Não acredito que seria tão diferente de Trump. Esta política de apoiar que a Venezuela seja uma democracia é basicamente uma política bipartidária nos Estados Unidos.
Biden e Trump tiveram algumas diferenças, principalmente nessa questão de relaxamento das sanções que foi feita pelo atual presidente americano. E isso só foi feito porque o governo Biden tem uma visão de que as sanções são a causa da migração, o que não é verdade.
Este é um ano de eleição e eles querem manter os preços do petróleo mais baixos, e isso também justificaria o relaxamento das sanções.

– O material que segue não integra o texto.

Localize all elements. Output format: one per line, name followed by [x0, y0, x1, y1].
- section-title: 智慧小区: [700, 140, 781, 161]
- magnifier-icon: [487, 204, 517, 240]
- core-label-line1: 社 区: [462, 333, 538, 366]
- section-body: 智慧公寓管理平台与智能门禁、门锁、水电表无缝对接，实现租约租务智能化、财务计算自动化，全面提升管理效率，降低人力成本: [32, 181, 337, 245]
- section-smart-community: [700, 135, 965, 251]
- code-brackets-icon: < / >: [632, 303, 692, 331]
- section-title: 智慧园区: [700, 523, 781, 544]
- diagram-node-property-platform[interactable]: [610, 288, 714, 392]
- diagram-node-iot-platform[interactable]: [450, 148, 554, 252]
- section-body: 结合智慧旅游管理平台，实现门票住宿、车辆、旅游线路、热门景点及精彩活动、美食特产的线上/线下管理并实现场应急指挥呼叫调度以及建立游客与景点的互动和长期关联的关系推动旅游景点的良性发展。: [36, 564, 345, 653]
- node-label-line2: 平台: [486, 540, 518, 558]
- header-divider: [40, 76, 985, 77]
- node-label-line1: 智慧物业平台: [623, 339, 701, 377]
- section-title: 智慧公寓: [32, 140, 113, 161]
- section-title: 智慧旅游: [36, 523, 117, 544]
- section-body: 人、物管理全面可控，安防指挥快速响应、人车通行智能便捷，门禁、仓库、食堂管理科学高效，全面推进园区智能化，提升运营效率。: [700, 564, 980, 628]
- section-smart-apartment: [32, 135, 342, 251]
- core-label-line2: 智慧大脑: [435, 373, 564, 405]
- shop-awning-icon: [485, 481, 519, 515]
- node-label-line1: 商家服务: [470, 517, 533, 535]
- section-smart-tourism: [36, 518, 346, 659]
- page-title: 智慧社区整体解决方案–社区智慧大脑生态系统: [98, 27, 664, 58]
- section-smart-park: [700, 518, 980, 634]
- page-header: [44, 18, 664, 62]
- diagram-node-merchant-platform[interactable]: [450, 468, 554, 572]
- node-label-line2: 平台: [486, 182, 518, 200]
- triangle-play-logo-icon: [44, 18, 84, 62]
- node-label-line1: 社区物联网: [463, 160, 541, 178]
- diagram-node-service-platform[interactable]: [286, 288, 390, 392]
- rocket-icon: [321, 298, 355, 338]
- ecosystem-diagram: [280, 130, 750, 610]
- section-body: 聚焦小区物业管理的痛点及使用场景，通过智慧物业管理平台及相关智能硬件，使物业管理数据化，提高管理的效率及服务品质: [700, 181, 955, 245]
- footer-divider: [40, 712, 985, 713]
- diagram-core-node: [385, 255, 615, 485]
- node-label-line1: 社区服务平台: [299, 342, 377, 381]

Mas na minha visão isso também não faz sentido porque existe um preço mundial de petróleo e cerca de 100 milhões de barris são vendidos todos os dias e a Venezuela vende 800 mil de barris, menos de 1%, então isso não vai mudar o preço do petróleo nos Estados Unidos.
O senhor enxerga alguma ameaça de ataque da Venezuela à Guiana, um país aliado dos Estados Unidos?
Eu fiquei com medo que Maduro tentasse fazer alguma coisa na região de Essequibo antes da eleição para aumentar o nacionalismo venezuelano, mas isso não aconteceu.
O que aconteceria se Maduro invadisse a Guiana? poderia ser o fim do regime de Maduro. Os EUA poderiam interceder para defender a Guiana, possivelmente com o Reino Unido. E essa derrota venezuelana poderia ser igual a Guerra das Malvinas.
O senhor faria parte de um novo governo Trump se fosse convidado?
Existe uma expressão que eu gosto muito: nunca rejeite um trabalho que ainda não foi oferecido. Eu não vou rejeitar nenhum trabalho, vamos ver o que vai acontecer.